Concrete CEO still supports Trump, hopes for infrastructure bill

US Concrete CEO Bill Sandbrook remains a Trump supporter, even though little progress has been made on actual infrastructure legislation.

Sandbrook told CNN Business Friday he remains optimistic about the state of the US economy. But he is disappointed by the lack of a major infrastructure bill in Washington.

Just before the 2016 presidential election, the stocks of US Concrete and other construction companies started to surge. Wall Street believed a win by either Donald Trump or Hillary Clinton would be good news, because both talked about the need to rebuild America’s highways, bridges and other transportation infrastructure.

Shares of US Concrete went from about $50 right before Election Day in 2016 to a high of more than $85 a little more than a year later.

But since then, little progress has been made, despite calls from President Trump and leading Democrats, including Senator Chuck Schumer, to come up with a $2 trillion infrastructure deal.

With partisan rancor and Washington intransigence, few people believe Republicans and Democrats will agree on a big infrastructure bill anytime soon. Sandbrook lamented how an infrastructure deal seems to have fallen apart in what he dubbed the “partisan abyss in Washington.”

That’s a key reason why US Concrete tumbled to a low of just under $28 last fall. The stock has since recovered to trade at around $47 and is up 32% in 2019. Still, the stock is pretty much where it was right before the 2016 election. The company reported its latest earnings Friday, which were below Wall Street’s forecasts.

Sandbrook noted it was a good sign that the Senate Environment and Public Works Committee recently voted unanimously to propose reauthorizing the Fixing America’s Surface Transportation (FAST) Act, which is set to expire in October 2020.

Although spending would increase 27%, the bill calls for just $287 billion in funding — a far cry from the $1 to $2 trillion many have hoped for as part of broader legislation.

“It’s encouraging, but it’s not as dramatic an increase in funding that’s needed,” Sandbrook told CNN Business. “It’s just a Band-Aid. And it’s unclear how it will be paid for.”

He’s been hoping for more “bold initiatives” from the federal government.

Sandbrook is happier about what’s going on at the state and local level, however. He pointed out that many states and municipalities have agreed to boost infrastructure spending. That’s a plus for US Concrete and rivals like Martin Marietta and Vulcan Materials.
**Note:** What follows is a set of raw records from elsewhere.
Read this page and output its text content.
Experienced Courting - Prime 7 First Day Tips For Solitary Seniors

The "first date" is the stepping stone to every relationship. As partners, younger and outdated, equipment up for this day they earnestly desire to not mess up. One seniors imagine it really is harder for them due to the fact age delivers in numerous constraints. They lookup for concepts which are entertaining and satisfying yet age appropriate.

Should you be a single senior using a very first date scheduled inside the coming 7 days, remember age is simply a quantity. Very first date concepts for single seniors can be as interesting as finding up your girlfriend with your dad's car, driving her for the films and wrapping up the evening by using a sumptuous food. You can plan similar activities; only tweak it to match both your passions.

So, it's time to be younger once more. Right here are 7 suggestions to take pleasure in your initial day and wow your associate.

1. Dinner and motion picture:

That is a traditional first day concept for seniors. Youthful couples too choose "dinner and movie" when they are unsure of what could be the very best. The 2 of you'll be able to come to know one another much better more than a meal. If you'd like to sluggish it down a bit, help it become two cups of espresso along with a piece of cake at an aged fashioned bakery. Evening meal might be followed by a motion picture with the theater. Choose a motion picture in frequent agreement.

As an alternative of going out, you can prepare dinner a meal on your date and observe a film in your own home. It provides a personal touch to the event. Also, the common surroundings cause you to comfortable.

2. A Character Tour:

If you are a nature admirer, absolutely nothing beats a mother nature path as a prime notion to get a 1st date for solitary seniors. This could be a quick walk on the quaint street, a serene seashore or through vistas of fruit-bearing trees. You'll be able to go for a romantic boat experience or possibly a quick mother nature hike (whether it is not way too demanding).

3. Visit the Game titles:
Sandbrook added that pricing in the concrete business remains “robust” — another positive sign.

He also gives Washington — and the Trump administration in particular — praise for other economic initiatives.

“Outside of the lack of an infrastructure bill, you can’t argue with low unemployment, low interest rates and a business-friendly tax environment,” Sandbrook said. “This is an historically long recovery and some of the administration’s policies have enabled the US economy to extend this cycle.”

With that in mind, Sandbrook hinted that he was likely to vote for Trump again in 2020 — even though he is open to hearing the ideas of the Democratic candidates.

“I am a supporter of this administration’s economic policies. I think they are good for America,” he said.